I'm learning about Windows Server 2008 R2's NAP features. I understand what network access control (NAC) is and what role NAP plays in that, but I would like to know what limitations and problems it has, that people wish they knew before they rolled it out.
Secondly, I'd like to know if anyone has had success rolling it out in a mid-size (multi-city corporate network with around 15 servers, 200 desktops) environment with most (99%) Windows XP SP3 and newer Windows clients (Vista, and Win7). Did it work with your anti-virus? (I'm guessing NAP works well with the big name anti-virus products, but we're using Trend micro.). Let's assume that the servers are all Windows Server 2008 R2. Our VPNs are cisco stuff, and have their own NAC features.
Has NAP actually benefitted your organization, and was it wise to roll it out, or is it yet another in the long list of things that Windows Server 2008 R2 does, but that if you do move your servers up to it, you're probably not going to want to use.
In what particular ways might the built-in NAP solution be the best one, and in what particular ways might no solution at all (the status quo pre-NAP) or a third-party endpoint security or NAC solution be considered a better fit?
I found an article where a panel of security experts in 2007 say NAC is maybe "not worth it". Are things better now in 2010 with Win Server 2008 R2?
In complete honesty, I don't think the trouble is worth it right now, because of a few major stipulations.
First off, DirectAccess is one of the showstopping features of NAP. DirectAccess, however, will only work on an IPSec secured internal network, using IPv6, and with 2008 R2 and Windows 7 clients only.
So, older OS's are out, which is unfortunately, as most businesses have not yet adopted Windows 7 in full force.
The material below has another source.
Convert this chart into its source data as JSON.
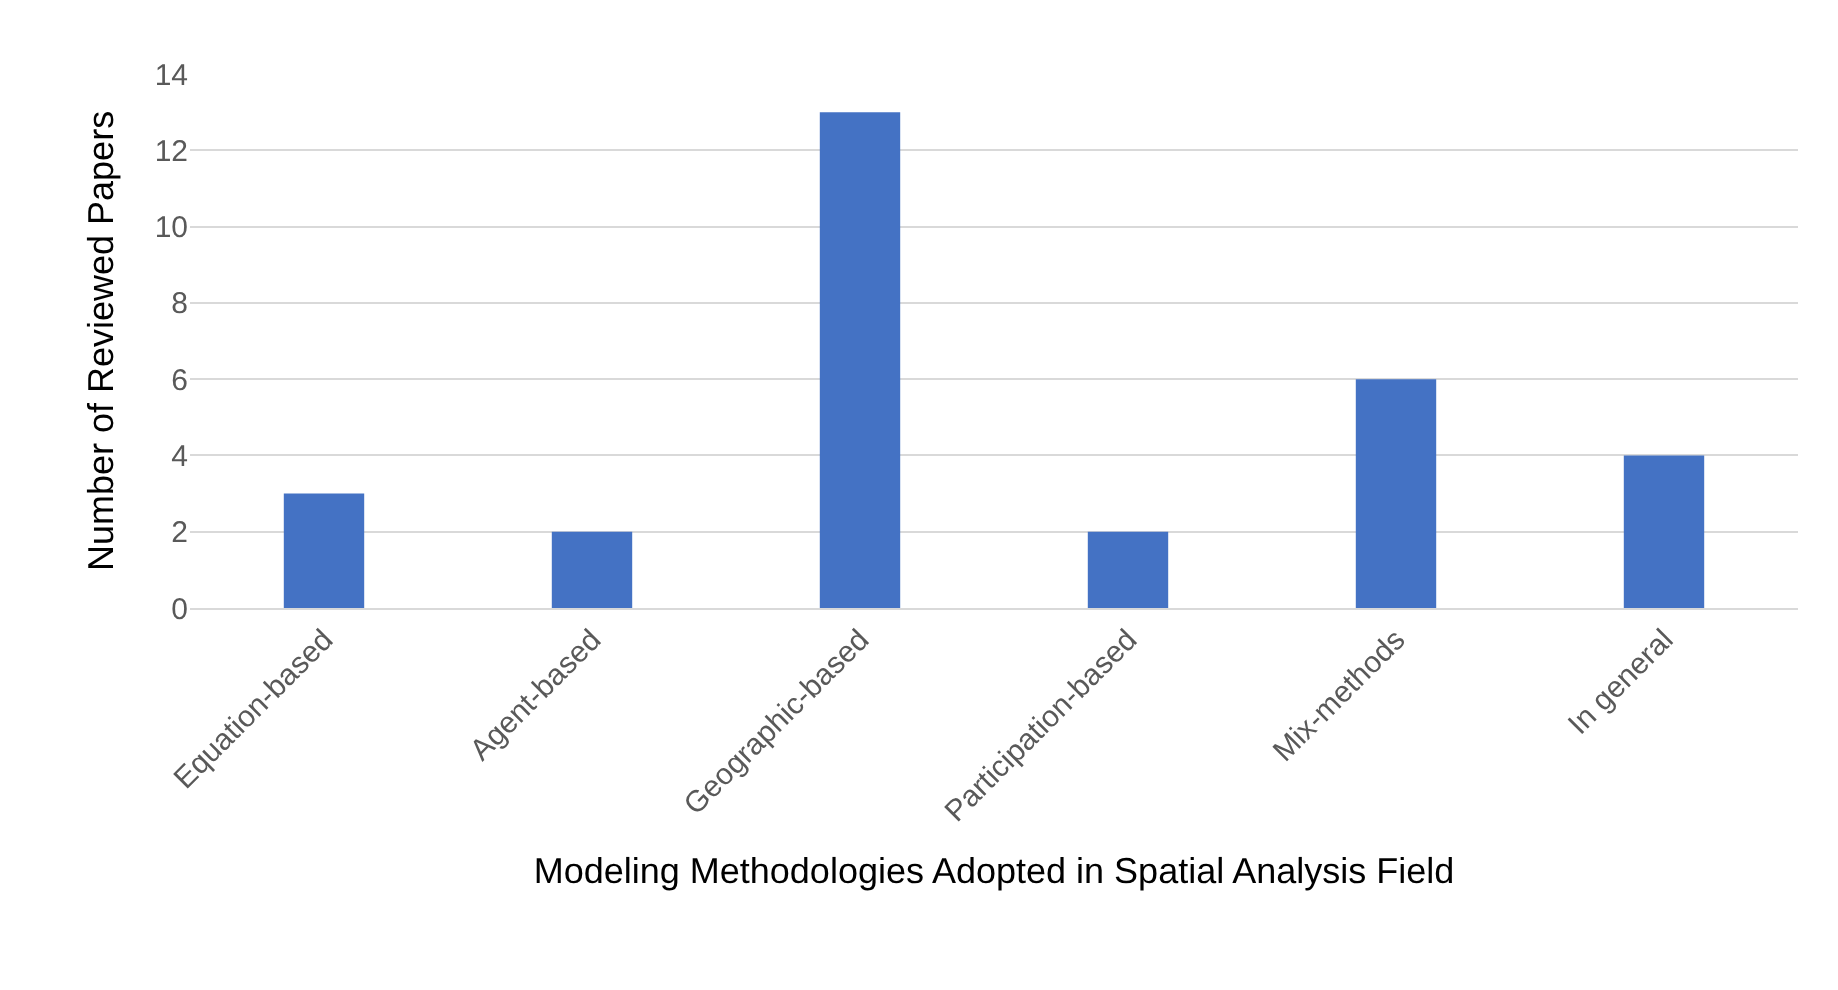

The second reason, this one is more personal, is that this is really Microsoft's kinda first-round (maybe second) at technology like this, and Microsoft doesn't usually nail down the usability and installability factors until their 3rd iteration.
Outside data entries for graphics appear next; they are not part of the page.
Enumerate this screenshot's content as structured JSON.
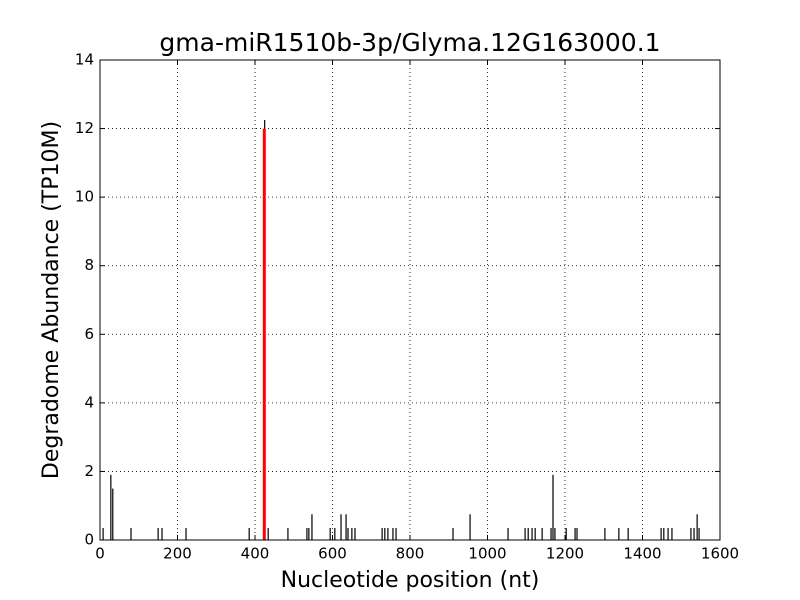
{
  "chart_data": {
    "type": "stem",
    "title": "gma-miR1510b-3p/Glyma.12G163000.1",
    "x_label": "Nucleotide position (nt)",
    "y_label": "Degradome Abundance (TP10M)",
    "xlim": [
      0,
      1600
    ],
    "xticks": [
      0,
      200,
      400,
      600,
      800,
      1000,
      1200,
      1400,
      1600
    ],
    "ylim": [
      0,
      14
    ],
    "yticks": [
      0,
      2,
      4,
      6,
      8,
      10,
      12,
      14
    ],
    "grid": true,
    "series": [
      {
        "color": "#000000",
        "x": [
          8,
          28,
          33,
          80,
          150,
          160,
          222,
          385,
          425,
          434,
          485,
          534,
          539,
          547,
          594,
          606,
          622,
          635,
          640,
          650,
          658,
          728,
          735,
          743,
          756,
          764,
          911,
          955,
          1053,
          1097,
          1105,
          1115,
          1123,
          1141,
          1164,
          1169,
          1174,
          1203,
          1226,
          1231,
          1303,
          1339,
          1363,
          1448,
          1455,
          1466,
          1476,
          1525,
          1533,
          1541,
          1546
        ],
        "values": [
          0.35,
          1.9,
          1.5,
          0.35,
          0.35,
          0.35,
          0.35,
          0.35,
          12.25,
          0.35,
          0.35,
          0.35,
          0.35,
          0.75,
          0.35,
          0.35,
          0.75,
          0.75,
          0.35,
          0.35,
          0.35,
          0.35,
          0.35,
          0.35,
          0.35,
          0.35,
          0.35,
          0.75,
          0.35,
          0.35,
          0.35,
          0.35,
          0.35,
          0.35,
          0.35,
          1.9,
          0.35,
          0.35,
          0.35,
          0.35,
          0.35,
          0.35,
          0.35,
          0.35,
          0.35,
          0.35,
          0.35,
          0.35,
          0.35,
          0.75,
          0.35
        ]
      },
      {
        "color": "#ff0000",
        "x": [
          424
        ],
        "values": [
          12.0
        ],
        "width": 3
      }
    ]
  }
}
My advice? Stay away from it right now. Give it some time to develop as a product and technology.
Defiantly play with it, as this feature (along with DirectAccess) will only get more robust and reliable over time.
When you think about NAP don't think all or nothing. Ask yourself "what scenerio do you want to protect". Wifi, VPN, or all network connections. The end-all-be-all is 802.1x on all swtich ports so your computers are quarantined at startup across the network but that's usually a huge undertaking with all sorts of pitfals (switch compatibility, OS deployments, etc.).
So lets say you had a rock solid patching/WSUS system and your AV supported NAP, you could try testing it for VPN users... that "higher risk" scnerio of your trusted computers coming into your network from who knows where. Maybe you just want to worry about them at first, and quarantine them on initial connection if they aren't updated. If your VPN solution was pure Microsoft it wouldn't be a huge amount of work to test and deploy this just for VPN since you would have 95% of the solution in place already (IAS, RRAS, WSUS, etc.).
We proof-of-concept'ed it 2-3 years back right when Server 2008 came out for deployment to a few thousand laptops, but the budget wasn't there to support the testing and training that was needed to get it into production. Worked in the lab though.